Sir

Your Editorial about science reform and alleged sales of nuclear technology to Iran, “Good and bad in Pakistan” (Nature 427, 379; 2004), mentions both good and bad, but stops short of citing the ‘ugly’. Yet there are two ugly truths involved.

The first is the state of international politics, which keeps shifting its goalposts, and accordingly either ignores the obvious or sometimes searches for the obscure. Witness, for example, the newly discovered activities of Abdul Qadeer Khan, Pakistan's former chief nuclear scientist. It beggars belief that a solo scientist would be capable of exchanging nuclear know-how for missiles without the active participation of the army, and hence the government.

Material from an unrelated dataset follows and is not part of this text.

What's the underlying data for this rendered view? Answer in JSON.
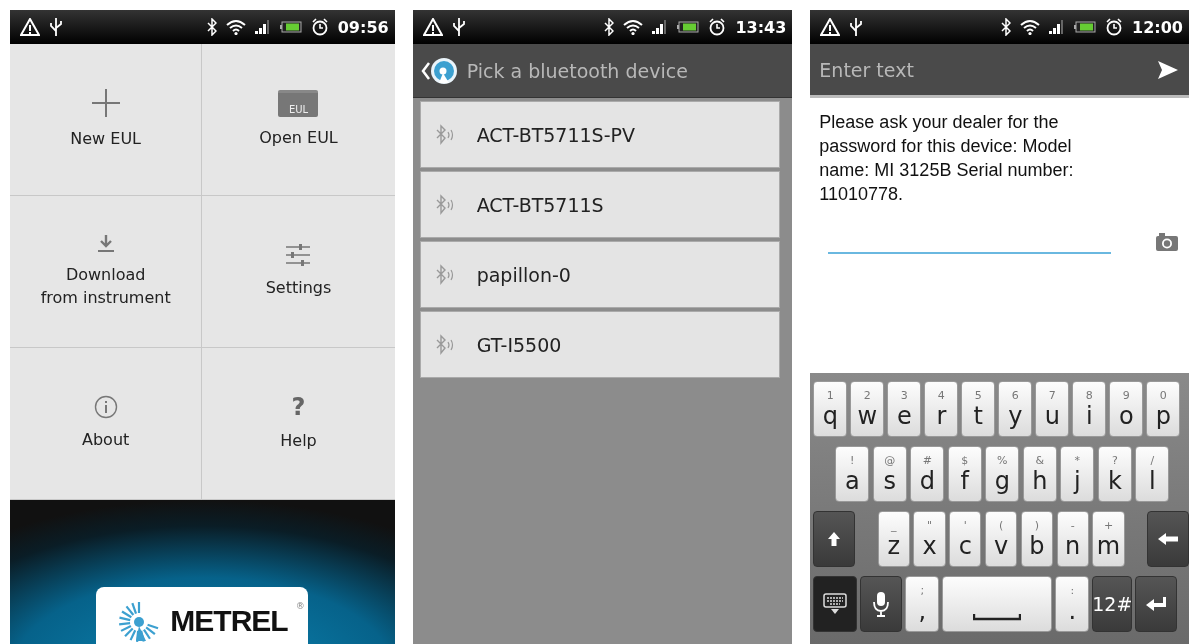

It is getting clearer now that key players in the international community, including the United States, knew a lot about these activities but chose to remain quiet (see, for example, the International Herald Tribune of 21 April 2003; http://www.iht.com/articles/93839.html).

The second ugly truth is the fact that Pakistan never signed the nuclear non-proliferation treaty, and therefore the International Atomic Energy Agency can do very little about Pakistan's proliferation activities in any case.

Your Editorial was perhaps too quick in predicting repercussions from these events on science in Pakistan, which has been making progress recently.

It is more probable than not that President Musharraf, in order to gain the confidence of the country's wider scientific community and to prove that the matter was nothing but an isolated incident, would continue to finance reforms.